Sosyal medya günümüzde hepimizin vazgeçilmezi olan onlarca aplikasyon ve platformlarla hızla yükselerek iyi bir konuma geldi. Tabi bunu fırsat bilen kimi sosyal medya fenomenleri ya da sözde yazarlar kendilerini ısmarlama bir edebiyat furyasının içinde buldular. Böylece yaşanmamış hikâyelerin, çekilmemiş acıların, göze alınmamış zorlukların, hiç yıkılmamış umutların kol gezdiği satırlar, dizeler hatta kitaplar ortaya çıkmaya başladı. Yani ısmarlama edebiyat ürünleri kitapçılarda çok satanlar raflarında yerini aldı.
Şiir yazmak, kitap yazmak ve bunları okuyucularla buluşturmak ısmarlayarak olacak bir iş değildir. Kahvehanede çay söylemek, ya da manavdan iki kilo elma almak gibi yazı yazamazsınız. Sırf ucunda maddi bir takım getirisi olduğunu düşünerek eline kalem alan bir insan kiralık yazar olarak emanet fikirlerle okuyucuya ulaşmaya çalışan zoraki bir düşünce insanlığına soyunmuş olur.
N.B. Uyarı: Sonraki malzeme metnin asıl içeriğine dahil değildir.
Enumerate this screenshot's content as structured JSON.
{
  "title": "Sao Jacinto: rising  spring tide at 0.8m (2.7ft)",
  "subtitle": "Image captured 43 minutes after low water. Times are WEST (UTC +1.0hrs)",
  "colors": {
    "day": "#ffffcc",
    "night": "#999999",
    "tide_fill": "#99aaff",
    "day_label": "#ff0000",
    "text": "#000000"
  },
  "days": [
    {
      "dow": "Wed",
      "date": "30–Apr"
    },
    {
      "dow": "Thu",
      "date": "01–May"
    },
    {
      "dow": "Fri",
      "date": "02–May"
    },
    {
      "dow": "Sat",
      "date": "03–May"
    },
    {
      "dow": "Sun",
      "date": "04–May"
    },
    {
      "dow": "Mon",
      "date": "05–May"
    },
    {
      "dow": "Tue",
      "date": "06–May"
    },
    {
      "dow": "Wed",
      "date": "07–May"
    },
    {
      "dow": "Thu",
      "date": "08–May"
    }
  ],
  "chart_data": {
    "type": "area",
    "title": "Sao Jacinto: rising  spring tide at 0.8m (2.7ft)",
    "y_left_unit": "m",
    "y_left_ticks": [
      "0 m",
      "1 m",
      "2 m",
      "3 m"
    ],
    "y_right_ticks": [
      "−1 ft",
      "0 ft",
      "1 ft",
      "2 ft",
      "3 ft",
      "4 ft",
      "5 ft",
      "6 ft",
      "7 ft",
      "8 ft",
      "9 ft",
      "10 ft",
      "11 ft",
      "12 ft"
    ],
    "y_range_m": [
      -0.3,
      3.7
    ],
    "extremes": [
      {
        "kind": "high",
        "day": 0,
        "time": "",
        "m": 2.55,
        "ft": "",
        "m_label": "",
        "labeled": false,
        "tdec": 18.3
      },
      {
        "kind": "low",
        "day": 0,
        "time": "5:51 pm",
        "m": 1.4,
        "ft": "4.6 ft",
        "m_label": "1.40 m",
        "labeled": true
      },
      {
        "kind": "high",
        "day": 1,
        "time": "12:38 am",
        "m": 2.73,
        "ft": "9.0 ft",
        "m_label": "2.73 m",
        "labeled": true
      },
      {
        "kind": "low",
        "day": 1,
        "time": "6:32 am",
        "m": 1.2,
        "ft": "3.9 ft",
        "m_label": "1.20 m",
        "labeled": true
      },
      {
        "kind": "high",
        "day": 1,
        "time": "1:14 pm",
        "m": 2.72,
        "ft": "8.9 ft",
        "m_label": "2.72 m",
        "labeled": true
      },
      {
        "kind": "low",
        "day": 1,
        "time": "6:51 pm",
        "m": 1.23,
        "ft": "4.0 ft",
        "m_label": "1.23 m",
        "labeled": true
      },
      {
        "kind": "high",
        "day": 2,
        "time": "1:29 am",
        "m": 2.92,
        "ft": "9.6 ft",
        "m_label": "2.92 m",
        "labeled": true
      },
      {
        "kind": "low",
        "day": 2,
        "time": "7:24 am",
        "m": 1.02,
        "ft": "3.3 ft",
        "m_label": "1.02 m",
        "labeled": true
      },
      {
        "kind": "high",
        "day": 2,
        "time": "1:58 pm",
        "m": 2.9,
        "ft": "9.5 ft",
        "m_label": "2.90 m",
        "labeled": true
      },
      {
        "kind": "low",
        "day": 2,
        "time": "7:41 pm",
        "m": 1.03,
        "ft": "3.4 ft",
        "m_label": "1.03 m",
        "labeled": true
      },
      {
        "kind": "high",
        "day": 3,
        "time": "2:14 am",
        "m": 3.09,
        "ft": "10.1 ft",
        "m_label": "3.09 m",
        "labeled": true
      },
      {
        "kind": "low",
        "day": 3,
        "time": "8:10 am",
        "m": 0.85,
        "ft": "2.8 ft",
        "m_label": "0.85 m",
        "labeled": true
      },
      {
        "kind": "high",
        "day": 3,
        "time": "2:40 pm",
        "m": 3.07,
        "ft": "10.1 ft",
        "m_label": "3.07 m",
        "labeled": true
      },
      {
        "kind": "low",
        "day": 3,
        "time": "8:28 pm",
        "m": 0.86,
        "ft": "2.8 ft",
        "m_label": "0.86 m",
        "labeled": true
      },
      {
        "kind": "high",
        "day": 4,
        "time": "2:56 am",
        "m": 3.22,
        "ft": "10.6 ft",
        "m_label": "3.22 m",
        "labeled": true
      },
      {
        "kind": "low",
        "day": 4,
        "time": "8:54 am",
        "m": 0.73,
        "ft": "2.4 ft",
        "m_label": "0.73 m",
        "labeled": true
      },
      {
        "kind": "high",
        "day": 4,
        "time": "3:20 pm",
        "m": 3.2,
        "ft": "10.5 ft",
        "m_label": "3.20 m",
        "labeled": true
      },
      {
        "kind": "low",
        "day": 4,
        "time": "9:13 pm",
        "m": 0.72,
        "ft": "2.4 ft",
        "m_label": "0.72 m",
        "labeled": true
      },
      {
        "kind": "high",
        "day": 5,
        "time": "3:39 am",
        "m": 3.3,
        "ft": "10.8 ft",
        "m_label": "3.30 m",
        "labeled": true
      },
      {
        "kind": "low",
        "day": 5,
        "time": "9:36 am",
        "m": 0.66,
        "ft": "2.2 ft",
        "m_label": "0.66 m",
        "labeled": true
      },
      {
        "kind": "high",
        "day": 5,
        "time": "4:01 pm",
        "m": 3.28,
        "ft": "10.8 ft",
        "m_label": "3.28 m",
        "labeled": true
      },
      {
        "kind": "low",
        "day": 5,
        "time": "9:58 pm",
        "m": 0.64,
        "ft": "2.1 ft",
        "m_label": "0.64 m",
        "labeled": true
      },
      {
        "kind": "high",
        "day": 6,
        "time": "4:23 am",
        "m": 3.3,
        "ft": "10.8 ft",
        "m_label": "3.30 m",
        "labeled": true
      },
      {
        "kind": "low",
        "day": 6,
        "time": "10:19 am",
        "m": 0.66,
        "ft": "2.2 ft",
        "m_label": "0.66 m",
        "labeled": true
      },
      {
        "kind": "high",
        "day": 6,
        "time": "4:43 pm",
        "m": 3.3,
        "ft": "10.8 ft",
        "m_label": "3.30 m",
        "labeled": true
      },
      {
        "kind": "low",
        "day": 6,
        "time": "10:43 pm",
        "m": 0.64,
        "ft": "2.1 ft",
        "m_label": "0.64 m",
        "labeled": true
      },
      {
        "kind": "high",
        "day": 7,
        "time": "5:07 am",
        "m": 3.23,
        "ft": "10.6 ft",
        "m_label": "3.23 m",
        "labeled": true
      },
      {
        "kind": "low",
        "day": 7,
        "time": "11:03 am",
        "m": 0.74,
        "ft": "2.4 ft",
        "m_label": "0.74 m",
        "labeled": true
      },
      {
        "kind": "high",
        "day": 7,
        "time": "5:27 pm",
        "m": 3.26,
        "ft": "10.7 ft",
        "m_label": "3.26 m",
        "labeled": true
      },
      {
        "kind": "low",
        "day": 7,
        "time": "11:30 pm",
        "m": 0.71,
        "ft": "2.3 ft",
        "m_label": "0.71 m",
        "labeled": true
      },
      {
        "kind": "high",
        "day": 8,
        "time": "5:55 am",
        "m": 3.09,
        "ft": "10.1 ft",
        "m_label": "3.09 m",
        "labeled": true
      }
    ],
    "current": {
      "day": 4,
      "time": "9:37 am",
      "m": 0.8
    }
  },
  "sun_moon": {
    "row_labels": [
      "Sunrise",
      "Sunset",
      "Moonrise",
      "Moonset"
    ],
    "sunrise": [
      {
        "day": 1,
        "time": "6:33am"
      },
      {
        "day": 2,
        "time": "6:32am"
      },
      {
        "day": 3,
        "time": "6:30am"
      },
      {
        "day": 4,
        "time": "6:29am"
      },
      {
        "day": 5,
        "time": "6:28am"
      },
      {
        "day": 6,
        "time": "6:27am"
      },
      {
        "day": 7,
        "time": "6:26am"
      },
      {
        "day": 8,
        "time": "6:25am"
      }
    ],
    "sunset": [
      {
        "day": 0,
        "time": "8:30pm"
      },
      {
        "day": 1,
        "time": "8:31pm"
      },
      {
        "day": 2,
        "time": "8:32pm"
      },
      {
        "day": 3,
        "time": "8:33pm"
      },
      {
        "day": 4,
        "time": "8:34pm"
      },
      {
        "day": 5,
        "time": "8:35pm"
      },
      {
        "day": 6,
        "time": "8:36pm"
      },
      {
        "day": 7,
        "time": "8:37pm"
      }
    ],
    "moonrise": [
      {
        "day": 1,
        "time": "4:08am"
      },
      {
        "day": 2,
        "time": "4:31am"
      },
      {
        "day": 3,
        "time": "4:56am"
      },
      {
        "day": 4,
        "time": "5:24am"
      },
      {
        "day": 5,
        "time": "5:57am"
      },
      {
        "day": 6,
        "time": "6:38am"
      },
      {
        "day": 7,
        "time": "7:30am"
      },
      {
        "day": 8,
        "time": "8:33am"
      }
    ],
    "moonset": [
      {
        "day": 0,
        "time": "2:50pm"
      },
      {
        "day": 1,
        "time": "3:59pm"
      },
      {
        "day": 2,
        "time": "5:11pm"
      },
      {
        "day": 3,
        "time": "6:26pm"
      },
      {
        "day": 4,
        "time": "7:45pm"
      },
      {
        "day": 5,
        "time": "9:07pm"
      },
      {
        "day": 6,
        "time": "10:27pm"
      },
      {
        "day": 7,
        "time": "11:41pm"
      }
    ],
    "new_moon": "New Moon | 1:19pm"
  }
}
Sosyal platformlarda kazandığı ün sayesinde eline kalemi alıp birkaç satır karalayan ve sözde edebiyat yapan birisiyle yıllarca bu uğurda ter dökmüş bir Abdürrahim Karakoç aynı kefeye konulabilir mi? Ya da bu sözde yazarların kitaplarında suni sevdalara hitap eden sözlerle şu satırlar bir olabilir mi?
” Yâr deyince kalem elden düşüyor
Gözlerim görmüyor aklım şaşıyor
Lâmbamda titreyen alev üşüyor
Aşk kâğıda yazılmıyor Mihriban!”
Abdürrahim Karakoç
Günümüz dizilerinin aşk gibi bir kelimeyi kirlettiği şu dönemde bu dizilerden aşırdığı repliklerle kurmaca sevda hikâyesi yazanların hangisinin sözleri Şükrü Erbaş’ın
” Kirpiklerinin ömrüme açtığı yolda yaptım bütün kavgalarımı
Söze inandım, gövdene ondan çok
Dönüp dönüp sana geldikçe anladım özgürlüğün aşk olduğunu” dizeleriyle yarışabilir?
Nitekim memleketçe anlamamız gereken bir gerçek var her eline mikrofon alan sanatçı, her eline kalem alan yazar-şair ve her eline fırça alan ressam olmak zorunda değil. Bırakalım herkes alanında çalıştığı, sevdiği, yaptıkça mutlu olduğu, mutlu oldukça yaptığı işle uğraşsın. Böylece gerçek yazarlar, gerçek şairler, gerçek fikir insanları yetiştirelim.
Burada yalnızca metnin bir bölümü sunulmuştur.